It used the word "Buddhist" many many times, such as Buddhist village, Buddhist neighbors, Buddhist community. The conflict is much more complicated than religious and those Buddhists mentioned are in fact local "Arakan" people.
See following NY Times article, not to defend the killing or anything but to show the matter is much more complicated than it seems. The western medias have been entirely one-sided and barely listen to the other side of the story of local Arakan.
Unfortunately more important than the victims themselves in this story is the confirmation Reuters has now provided to so much of the rest of the narrative about Rakhine. Soldiers disguised themselves while committing atrocities. We know this now because Reuters found paramilitaries and police officers to confirm it. Orders were specifically given to "clear" Rohingya villages. Same. Buddhist neighbors torched the village itself. We know this because Buddhists have now admitted to it, to Reuters. The government fabricated a terrorist attack. We know because the victims of the supposed attack deny it occurred.
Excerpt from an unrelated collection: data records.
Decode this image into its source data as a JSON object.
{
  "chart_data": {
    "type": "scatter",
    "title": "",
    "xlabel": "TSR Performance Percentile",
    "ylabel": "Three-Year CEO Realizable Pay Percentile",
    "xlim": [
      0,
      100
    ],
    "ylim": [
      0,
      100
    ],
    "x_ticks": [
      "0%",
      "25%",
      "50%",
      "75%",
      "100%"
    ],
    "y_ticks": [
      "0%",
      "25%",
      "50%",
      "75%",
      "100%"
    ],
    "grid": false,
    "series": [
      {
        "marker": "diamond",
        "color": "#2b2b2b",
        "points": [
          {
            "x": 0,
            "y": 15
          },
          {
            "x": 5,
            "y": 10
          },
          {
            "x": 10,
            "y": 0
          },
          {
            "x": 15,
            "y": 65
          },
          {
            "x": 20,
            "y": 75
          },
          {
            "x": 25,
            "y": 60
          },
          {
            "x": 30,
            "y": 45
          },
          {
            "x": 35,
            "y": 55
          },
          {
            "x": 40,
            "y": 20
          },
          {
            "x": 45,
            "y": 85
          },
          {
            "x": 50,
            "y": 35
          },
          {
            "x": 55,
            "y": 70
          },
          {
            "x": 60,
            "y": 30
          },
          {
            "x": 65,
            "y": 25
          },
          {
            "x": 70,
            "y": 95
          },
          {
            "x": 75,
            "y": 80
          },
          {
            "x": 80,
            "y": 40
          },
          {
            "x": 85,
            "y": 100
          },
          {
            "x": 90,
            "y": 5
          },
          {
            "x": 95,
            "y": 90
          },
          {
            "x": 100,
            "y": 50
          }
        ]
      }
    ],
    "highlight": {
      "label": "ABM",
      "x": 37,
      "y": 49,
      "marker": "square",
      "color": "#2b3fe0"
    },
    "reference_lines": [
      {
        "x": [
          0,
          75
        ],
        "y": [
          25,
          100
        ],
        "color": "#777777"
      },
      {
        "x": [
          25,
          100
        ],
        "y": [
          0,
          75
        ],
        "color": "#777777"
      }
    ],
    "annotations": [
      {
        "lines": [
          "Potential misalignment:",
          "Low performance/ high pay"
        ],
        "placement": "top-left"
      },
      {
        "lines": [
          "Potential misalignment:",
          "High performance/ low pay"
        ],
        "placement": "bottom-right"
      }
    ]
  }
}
What happened in Inn Dinn was too systematized to have happened only in Inn Dinn. It happened, in general, throughout Rakhine, the way the Rohingya displaced said it did.
Again, this may be an important difference between members of the two groups, but like any conflict between groups, the differences in identity are what get played up and pointed out, when the differences are rarely the _reason_ for the conflict. They're a way to manipulate people into joining a side, or to cultivate political resentment, or to explain a complex situation in a simple way for a mass audience. But such reporting only buys into and amplifies the artificial distinctions that feed the conflict. The reporters do no favors to these people by oversimplifying the situation.
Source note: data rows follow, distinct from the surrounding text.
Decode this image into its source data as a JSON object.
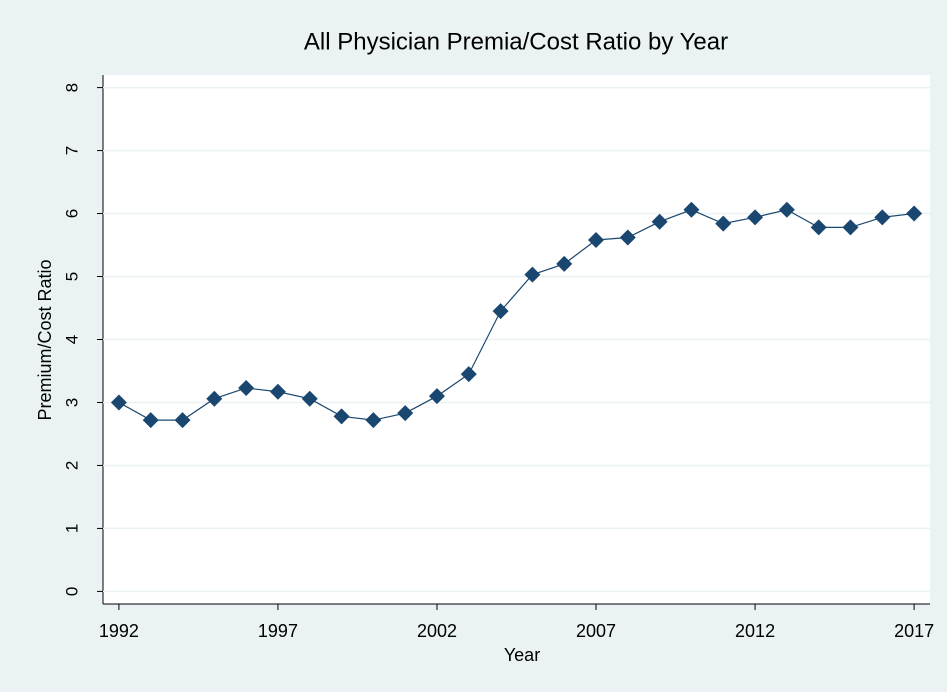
{
  "chart_data": {
    "type": "line",
    "title": "All Physician Premia/Cost Ratio by Year",
    "x_label": "Year",
    "y_label": "Premium/Cost Ratio",
    "x": [
      1992,
      1993,
      1994,
      1995,
      1996,
      1997,
      1998,
      1999,
      2000,
      2001,
      2002,
      2003,
      2004,
      2005,
      2006,
      2007,
      2008,
      2009,
      2010,
      2011,
      2012,
      2013,
      2014,
      2015,
      2016,
      2017
    ],
    "series": [
      {
        "name": "Premium/Cost Ratio",
        "color": "#1a476f",
        "values": [
          3.0,
          2.72,
          2.72,
          3.06,
          3.23,
          3.17,
          3.06,
          2.78,
          2.72,
          2.83,
          3.1,
          3.45,
          4.45,
          5.03,
          5.2,
          5.58,
          5.62,
          5.87,
          6.06,
          5.84,
          5.94,
          6.06,
          5.78,
          5.78,
          5.94,
          6.0
        ]
      }
    ],
    "xlim": [
      1991.5,
      2017.5
    ],
    "xticks": [
      1992,
      1997,
      2002,
      2007,
      2012,
      2017
    ],
    "ylim": [
      -0.2,
      8.2
    ],
    "yticks": [
      0,
      1,
      2,
      3,
      4,
      5,
      6,
      7,
      8
    ],
    "grid": true
  }
}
The GO suggested "Arakan people", but that would imply that Rohingya are not inhabitants of Arakan, which would be plainly wrong and politically biased. For the same reason "Arakanese villagers" is not possible. "Non-Rohingya" is unambiguous, but not suitable for many reasons.
Moreover, some Buddhist monks had public preaches violently against Muslims, so the religion played a role in this conflict.
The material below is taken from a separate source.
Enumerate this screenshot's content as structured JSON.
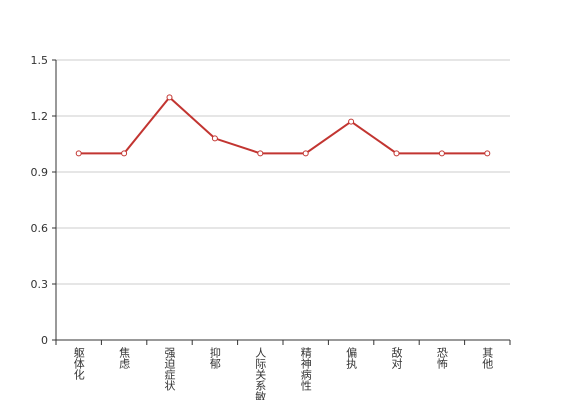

Lastly, if you open any history book about the last world war, you'll read about "German" soldiers committing crimes against Jews. They did not commit these because they were Germans, nor did every German from these years bear responsibility for these, but the word is still appropriate.
What do you propose we do? There is "mass murder" all over the world, and as the major faiths go, Christianity globally is much more zealously persecuted than Islam. Why is this particular flash point of religious strife being given such a disproportionate amount of attention by Reuters and other major western media outlets?
I don't want to spark arguments - so feel free to just post some reading material as a reply if you'd prefer to and I'll read it.
And it doesn't matter what justification is used for killing, really. One must look at the case from all angles, as the your parent said. However war and killing has never resolved long running conflicts in history. It merely subsides for a while before rearing its head again.
We really must put an end to quarrelling based on religion, race, ethnicity, and other puerile differences, or our species is never going to reach its potential on this planet.
This goes even as far as not executing serial killers.
So this is unprecedented, which is part of why many are so shocked.
Buddhists are no exception. Sad as it may be, such atrocities are not unprecedented and have accompanied Buddhism throughout its history; just as they have accompanied any other faith.
If you are interested, the book "Buddhist Warfare" collects a few interesting essays on the topic: https://www.amazon.com/dp/0195394844
Buddhism, from it's source, is different in that its first espouser categorically denounced violence against all living things, which makes any Buddhist warfare a shocking example of human ills. The Buddha even goes as far as to denounce just retribution.
It is easily worked around by dehumanization of your opponents. In buddhism such people might be considered icchantika for example which is basically someone who can never reach Nirvana and thus killing these "non-people" is akin to exterminating pests.
Obviously, there are many ways to dehumanize someone and sadly this is happening in many societies around the world right now.
Although a very (very) few monks are trying to implement such idea. When there is zero reference to support their idea in actual Buddha's teaching, they are seeking and using some ancient India/Sri Lanka historical arguments.
Unfortunately, with the situations with Rohingha conflict, they are gaining some support.
Person B: "But my uncle Angus is a Scotsman and he puts sugar on his porridge."
Person A: "Ah yes, but no true Scotsman puts sugar on his porridge."
Calling this "interview with a monk" is like calling an interview with Donald Trump "interview with a politician". Correct, but perhaps not very helpful.
But what is there I can do from the Midwest US? There's not too damn much I can do. Post it on Facebook? It'll be drowned out the 80% other party political issues of the week. Give them money? I can't guarantee it'll get to the right place (or me deemed terrorist).
Feels bitterweet honestly. Horrible situation, and there's absolutely nothing I can do that has any positive effective change.
I've written to them before regarding tech issues (net neutrality) that had direct bearing on us. I received either nothing or a form letter. Maybe it did have an impact, but it sure didn't feel like it to me.